SUMMARY, EXPLANATION AND LIMITATIONS:
Factor VIII or von Willebrand factor is a multimeric glycoprotein which bindes to platelet glycoprotein Ib, IIb/III, collagen and herapin. It is synthetized in endothelial cells and stored in cell Weibel-Palade bodies. It loss causes hemophilia A. It presents a granular reaction pattern, and can also be detected in megakaryocytes cytoplasm in human bone marrow sections. Factor VIII is a mediator of the platelets adhesion to the damaged vessel walls, is also the carrier and stabilizer of the coagulation factor VIII. Due to not all endothelial cells synthetize or store this molecule, is not possible detecting by staining the antigen related with Factor VIII in a 30% of vessels originated tumors, independently of its nature, malignant or benignant.
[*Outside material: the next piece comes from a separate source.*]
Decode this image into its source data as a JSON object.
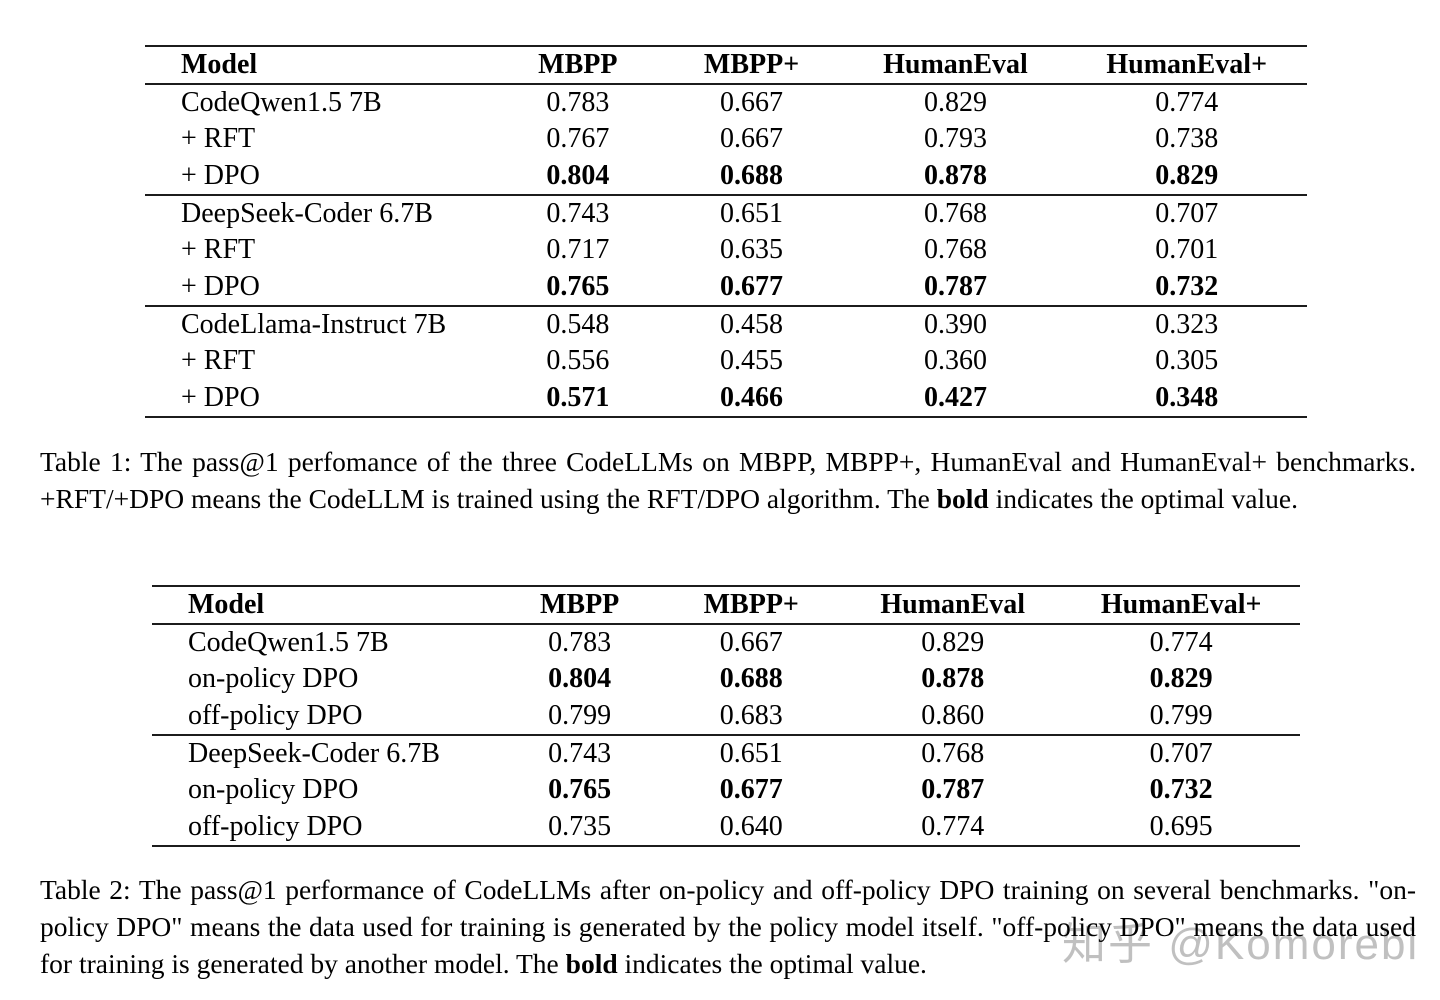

The staining method with this antigen has also been used for determining the angiogenesis, an indicator of tumor recurrence.
Immunogen: Purified factor VIII related antigen / von Willebrand factor.
Staining pattern: Cytoplasmic.
Positive control: Tissue sample from skin, placenta or tonsil.
This antibody is designed for the specific localization of human factor VIII using IHC techniques in formalin-fixed, paraffin-embedded tissue sections.
It is used for characterizing endothelial cells or its derived in the vascularization and inflammatory lesions; diagnosing primary or secondary neoplasms originated in endothelium.